Lino vient de perdre son cousin Naoto. Personne ne comprend pourquoi ce dernier a mis fin à ses jours : il ne montrait aucun signe de dépression et son groupe de musique était aux portes du succès. À l’occasion du drame, la jeune femme se rapproche de son grand-père. Elle découvre alors ses extraordinaires cultures de fleurs. Fascinée, elle lui propose de tenir un blog pour présenter son travail. Le grand-père accepte mais à une condition : ne rien poster sur une certaine fleur jaune qu’elle a vue chez lui. Quelques jours plus tard, Lino rend visite à son aïeul et retrouve son corps sans vie.

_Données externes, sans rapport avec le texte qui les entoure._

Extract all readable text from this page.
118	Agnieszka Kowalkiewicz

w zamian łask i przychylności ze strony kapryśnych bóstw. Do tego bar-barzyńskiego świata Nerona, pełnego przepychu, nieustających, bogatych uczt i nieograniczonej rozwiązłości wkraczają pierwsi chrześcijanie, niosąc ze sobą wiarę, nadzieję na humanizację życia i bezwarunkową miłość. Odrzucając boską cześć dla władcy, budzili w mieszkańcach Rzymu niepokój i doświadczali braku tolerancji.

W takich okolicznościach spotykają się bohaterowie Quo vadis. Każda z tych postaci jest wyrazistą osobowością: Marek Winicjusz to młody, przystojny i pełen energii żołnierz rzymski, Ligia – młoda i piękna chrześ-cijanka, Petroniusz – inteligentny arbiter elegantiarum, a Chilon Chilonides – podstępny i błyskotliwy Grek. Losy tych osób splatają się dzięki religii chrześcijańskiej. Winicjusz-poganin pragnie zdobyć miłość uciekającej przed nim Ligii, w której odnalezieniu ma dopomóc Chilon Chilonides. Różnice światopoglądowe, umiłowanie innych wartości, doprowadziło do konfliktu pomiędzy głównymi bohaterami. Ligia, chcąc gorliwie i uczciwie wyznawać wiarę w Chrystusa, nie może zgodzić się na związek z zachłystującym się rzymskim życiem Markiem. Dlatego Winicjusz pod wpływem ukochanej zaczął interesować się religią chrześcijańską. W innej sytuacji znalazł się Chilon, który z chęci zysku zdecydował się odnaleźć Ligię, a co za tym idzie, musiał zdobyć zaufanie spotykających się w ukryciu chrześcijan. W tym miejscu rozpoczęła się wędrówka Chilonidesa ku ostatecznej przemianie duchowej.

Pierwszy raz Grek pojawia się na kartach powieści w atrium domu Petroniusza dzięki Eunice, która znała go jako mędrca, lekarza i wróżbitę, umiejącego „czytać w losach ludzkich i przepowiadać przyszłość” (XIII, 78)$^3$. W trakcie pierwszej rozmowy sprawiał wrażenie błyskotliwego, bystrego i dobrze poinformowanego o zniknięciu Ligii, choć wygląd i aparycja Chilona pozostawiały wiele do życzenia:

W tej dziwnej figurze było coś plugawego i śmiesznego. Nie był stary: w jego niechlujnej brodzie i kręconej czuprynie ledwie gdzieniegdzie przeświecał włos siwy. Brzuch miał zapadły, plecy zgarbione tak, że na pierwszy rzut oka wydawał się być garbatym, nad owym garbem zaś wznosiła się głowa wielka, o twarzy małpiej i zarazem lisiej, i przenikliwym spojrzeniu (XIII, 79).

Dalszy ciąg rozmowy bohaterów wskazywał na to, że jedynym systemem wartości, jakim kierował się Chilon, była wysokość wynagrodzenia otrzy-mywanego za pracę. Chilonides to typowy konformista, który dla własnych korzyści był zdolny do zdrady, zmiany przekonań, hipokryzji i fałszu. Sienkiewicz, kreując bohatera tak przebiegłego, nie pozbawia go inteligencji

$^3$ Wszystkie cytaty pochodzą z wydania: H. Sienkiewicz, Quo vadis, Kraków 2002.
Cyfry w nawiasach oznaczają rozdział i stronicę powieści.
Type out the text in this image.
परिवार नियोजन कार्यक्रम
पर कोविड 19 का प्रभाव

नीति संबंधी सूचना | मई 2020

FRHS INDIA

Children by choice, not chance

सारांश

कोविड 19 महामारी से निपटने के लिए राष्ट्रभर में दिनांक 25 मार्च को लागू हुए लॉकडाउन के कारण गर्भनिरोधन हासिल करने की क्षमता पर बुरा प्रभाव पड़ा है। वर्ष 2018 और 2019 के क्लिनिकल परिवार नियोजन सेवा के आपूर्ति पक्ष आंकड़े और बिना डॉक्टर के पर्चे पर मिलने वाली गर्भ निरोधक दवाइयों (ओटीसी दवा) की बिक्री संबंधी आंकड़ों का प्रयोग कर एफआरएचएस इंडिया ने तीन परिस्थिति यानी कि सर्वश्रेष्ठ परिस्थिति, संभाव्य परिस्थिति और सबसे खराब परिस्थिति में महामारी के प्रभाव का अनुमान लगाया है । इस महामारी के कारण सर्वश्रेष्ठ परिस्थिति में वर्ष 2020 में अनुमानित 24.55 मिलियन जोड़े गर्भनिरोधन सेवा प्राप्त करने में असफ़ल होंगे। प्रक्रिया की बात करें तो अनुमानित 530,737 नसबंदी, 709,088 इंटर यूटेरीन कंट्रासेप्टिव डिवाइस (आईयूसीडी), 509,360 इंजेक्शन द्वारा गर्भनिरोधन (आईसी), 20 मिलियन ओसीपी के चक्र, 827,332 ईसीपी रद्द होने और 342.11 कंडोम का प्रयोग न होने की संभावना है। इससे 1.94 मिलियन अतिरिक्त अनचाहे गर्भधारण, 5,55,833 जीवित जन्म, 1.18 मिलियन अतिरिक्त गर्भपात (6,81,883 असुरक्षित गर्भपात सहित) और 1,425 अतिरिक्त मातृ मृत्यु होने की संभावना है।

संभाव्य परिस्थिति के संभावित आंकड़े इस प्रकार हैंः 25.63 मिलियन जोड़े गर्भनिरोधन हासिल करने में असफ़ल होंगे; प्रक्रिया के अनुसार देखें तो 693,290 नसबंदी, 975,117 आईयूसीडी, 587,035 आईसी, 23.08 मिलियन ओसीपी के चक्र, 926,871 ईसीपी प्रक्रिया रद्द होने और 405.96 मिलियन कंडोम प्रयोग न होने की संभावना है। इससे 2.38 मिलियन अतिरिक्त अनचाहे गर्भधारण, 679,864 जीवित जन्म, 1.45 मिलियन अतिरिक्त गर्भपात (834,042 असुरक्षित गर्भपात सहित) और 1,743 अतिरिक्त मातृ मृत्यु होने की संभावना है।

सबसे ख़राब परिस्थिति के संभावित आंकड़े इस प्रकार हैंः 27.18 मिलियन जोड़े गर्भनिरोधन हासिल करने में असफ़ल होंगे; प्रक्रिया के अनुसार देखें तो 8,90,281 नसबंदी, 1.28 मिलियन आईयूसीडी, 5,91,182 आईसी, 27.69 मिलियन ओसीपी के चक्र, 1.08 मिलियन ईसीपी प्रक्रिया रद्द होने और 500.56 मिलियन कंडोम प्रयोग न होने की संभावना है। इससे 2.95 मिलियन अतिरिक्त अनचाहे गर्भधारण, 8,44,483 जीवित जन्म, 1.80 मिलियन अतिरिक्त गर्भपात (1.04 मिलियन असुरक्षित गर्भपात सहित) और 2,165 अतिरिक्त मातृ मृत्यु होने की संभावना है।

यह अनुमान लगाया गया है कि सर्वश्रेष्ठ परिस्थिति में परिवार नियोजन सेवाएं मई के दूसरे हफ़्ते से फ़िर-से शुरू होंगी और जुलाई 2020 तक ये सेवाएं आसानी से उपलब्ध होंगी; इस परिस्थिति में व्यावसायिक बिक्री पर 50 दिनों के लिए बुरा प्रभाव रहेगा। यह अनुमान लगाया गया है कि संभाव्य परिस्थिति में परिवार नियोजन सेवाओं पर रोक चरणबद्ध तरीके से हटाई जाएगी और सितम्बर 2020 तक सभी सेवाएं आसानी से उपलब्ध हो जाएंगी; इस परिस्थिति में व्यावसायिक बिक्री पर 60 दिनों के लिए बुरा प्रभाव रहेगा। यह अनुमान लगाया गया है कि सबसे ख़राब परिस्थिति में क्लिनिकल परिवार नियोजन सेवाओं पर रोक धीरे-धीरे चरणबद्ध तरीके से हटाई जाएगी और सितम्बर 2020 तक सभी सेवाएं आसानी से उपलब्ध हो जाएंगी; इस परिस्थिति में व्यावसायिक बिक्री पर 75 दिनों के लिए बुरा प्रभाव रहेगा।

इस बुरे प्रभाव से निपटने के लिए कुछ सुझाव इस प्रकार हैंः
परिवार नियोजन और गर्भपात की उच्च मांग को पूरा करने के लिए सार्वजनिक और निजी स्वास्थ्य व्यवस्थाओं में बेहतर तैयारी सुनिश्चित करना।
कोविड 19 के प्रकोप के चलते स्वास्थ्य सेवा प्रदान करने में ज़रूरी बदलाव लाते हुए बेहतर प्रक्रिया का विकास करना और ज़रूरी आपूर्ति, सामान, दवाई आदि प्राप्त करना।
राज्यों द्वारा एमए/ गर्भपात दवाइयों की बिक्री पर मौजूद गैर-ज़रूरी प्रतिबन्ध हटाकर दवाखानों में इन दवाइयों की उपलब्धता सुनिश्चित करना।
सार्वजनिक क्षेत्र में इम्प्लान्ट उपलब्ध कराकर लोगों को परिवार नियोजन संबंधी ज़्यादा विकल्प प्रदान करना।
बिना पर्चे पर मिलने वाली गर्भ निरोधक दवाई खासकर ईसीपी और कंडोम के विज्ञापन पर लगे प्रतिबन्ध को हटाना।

S’apercevant que le pot contenant l’énigmatique fleur jaune a disparu, elle décide de mettre en ligne une photo du cultivar. Rapidement, un certain Gamo Yosuke, qui se prétend botaniste, la contacte, lui conseille de supprimer la photo et de lui apporter la fleur. Chez lui, elle fait par hasard la connaissance de son jeune frère Sota, qui ne comprend pas pourquoi son aîné s’intéresse à cette fleur et s’est fait passer pour un botaniste alors qu’il travaille dans la police. Lino et Sota se mettent à enquêter ensemble pour découvrir ce qui se cache derrière cette mystérieuse fleur.

Minutieux orfèvre, Keigo Higashino a conçu sa Fleur de l’illusion comme un véritable origami policier. Le lecteur y admire tour à tour la fantastique complexité des innombrables plis, l’extrême raffinement de la forme et la trompeuse simplicité d’un art subtil.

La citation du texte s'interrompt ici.